Active and stable non-precious metal electrocatalysts are critical for the large-scale production of hydrogen/oxygen. Herein, a facile strategy for the in situ growth of MOFs combined with carbonization and subsequent solvothermal treatment for the rational design of thin MoS₂ nanosheets grafted Co–N–C flakes (CoNC@MoS₂) and grown on electrospun carbon nanofibers (CNFs) as bifunctional electrocatalysts for both hydrogen and oxygen evolution reactions (HER/OER) is reported. Binder-free CoNC@MoS₂/CNF films exhibited unique hierarchical architectures with interconnected vine-like CNFs, which imparted favorable flexibility and satisfactory electrical conductivity to the self-supported electrocatalysts for electrochemical reactions.

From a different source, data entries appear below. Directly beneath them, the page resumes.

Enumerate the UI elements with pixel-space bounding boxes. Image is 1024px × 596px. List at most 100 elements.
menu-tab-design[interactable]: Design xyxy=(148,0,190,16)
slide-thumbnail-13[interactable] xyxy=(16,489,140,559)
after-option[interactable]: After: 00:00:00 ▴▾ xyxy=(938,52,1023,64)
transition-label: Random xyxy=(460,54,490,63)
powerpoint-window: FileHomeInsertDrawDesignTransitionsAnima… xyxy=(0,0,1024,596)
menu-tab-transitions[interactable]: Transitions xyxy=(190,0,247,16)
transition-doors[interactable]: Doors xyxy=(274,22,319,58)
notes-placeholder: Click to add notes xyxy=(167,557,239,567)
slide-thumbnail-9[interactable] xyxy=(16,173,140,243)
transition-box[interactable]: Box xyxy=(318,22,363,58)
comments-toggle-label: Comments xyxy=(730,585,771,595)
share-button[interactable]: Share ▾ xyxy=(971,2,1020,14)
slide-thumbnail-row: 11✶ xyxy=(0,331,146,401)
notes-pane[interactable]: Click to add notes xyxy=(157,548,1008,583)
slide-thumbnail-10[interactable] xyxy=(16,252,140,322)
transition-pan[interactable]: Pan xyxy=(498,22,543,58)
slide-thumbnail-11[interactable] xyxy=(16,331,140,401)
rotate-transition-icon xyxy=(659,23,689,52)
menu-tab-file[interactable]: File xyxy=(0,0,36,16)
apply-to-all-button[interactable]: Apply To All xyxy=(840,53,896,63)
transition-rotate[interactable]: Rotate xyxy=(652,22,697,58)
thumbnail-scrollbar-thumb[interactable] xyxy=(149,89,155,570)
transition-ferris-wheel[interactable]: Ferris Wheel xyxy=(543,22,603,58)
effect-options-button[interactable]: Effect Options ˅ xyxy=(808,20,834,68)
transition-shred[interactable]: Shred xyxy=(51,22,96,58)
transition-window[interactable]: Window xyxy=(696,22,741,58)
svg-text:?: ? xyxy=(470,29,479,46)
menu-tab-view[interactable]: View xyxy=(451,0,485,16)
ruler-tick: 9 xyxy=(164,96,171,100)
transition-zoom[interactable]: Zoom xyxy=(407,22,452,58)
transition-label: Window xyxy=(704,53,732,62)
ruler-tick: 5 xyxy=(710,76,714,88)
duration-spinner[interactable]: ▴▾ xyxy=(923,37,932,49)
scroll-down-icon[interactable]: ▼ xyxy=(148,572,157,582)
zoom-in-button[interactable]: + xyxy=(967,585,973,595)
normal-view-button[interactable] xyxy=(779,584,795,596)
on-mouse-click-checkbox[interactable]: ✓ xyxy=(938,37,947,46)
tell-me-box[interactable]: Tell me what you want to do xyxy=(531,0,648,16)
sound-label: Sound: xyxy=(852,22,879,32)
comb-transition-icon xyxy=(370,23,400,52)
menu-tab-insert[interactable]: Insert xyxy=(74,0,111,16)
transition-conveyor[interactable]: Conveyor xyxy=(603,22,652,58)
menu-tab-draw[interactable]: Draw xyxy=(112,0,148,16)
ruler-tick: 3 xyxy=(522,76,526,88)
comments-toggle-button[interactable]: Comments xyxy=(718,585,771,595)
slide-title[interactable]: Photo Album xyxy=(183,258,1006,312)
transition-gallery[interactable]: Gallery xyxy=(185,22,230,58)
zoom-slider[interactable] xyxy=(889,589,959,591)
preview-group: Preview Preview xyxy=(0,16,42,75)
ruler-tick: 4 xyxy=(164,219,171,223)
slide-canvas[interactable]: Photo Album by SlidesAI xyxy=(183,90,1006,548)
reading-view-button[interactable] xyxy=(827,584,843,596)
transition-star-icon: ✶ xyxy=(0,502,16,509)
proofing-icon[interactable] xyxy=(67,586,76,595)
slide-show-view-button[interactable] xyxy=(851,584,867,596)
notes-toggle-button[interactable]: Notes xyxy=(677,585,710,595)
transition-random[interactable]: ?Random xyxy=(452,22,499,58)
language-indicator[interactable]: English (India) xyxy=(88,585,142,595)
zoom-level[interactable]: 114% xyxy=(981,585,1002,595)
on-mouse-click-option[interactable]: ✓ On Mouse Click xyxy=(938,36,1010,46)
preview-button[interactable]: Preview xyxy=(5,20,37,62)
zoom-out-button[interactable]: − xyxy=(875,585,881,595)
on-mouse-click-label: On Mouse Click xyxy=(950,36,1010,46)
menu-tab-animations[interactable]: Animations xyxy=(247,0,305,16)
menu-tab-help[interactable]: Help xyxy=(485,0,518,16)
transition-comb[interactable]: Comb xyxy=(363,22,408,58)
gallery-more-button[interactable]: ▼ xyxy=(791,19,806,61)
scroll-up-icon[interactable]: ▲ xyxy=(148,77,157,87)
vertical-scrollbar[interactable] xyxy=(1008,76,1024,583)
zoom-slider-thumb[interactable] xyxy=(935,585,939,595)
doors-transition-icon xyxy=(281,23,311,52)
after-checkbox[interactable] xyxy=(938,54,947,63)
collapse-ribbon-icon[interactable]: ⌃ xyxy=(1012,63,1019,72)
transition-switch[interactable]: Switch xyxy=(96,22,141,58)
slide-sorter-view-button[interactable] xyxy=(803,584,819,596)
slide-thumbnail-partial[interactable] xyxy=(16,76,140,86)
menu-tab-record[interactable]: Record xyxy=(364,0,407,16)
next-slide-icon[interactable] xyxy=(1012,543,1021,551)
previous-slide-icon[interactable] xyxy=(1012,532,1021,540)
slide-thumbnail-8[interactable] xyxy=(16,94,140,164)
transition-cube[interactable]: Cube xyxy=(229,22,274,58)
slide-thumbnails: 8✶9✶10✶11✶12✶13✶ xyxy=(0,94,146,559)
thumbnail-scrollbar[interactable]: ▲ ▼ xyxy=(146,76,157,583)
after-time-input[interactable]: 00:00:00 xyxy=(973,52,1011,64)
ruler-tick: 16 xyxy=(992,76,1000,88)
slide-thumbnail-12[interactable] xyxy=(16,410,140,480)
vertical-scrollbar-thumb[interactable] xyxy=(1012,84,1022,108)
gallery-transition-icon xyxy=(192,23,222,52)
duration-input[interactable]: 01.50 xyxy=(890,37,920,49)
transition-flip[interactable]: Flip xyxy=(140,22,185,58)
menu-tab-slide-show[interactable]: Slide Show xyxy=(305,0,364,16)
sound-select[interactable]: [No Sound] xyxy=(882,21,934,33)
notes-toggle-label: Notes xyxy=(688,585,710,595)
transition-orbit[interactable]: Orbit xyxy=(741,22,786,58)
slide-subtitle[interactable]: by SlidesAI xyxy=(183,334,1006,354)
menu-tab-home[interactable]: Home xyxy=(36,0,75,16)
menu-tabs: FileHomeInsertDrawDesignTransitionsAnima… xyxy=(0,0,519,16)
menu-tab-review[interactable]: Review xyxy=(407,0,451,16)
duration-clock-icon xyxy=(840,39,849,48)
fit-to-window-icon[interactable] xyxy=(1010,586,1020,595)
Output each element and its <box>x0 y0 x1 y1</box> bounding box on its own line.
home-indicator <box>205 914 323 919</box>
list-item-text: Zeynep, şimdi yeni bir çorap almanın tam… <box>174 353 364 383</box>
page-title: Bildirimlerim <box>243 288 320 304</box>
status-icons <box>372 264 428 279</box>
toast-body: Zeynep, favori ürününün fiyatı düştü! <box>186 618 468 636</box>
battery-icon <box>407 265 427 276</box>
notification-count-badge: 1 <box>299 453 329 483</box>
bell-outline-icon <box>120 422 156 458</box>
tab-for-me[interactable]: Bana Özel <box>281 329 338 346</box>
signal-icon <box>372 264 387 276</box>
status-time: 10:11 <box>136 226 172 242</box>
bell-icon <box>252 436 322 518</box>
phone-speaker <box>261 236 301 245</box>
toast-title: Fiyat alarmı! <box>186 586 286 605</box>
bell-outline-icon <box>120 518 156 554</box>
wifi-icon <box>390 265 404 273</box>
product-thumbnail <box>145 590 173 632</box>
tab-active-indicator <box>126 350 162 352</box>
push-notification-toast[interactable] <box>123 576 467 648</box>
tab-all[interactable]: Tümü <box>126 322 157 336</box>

Due to the synergistic effect of the CoNC@MoS₂ hybrid nanostructures and fast mass-transport properties of porous carbons, the resultant CoNC@MoS₂/CNFs exhibited high catalytic activities and favorable stabilities for the HER and OER in a basic medium. When acting as electrocatalytic electrodes for overall water splitting, CoNC@MoS₂/CNF films displayed a low overpotential of 1.62 V to generate a current density of 10 mA cm⁻² with remarkable stability at different voltages for 200 000 s, and even outperformed Pt/C–RuO₂ electrode in high current density water electrolysis. This study highlights the rational design of hybrid nanostructures based on MOFs and CNFs as efficient self-supported electrocatalysts, opening new possibilities for the fabrication of functional free-standing materials in energy chemistry.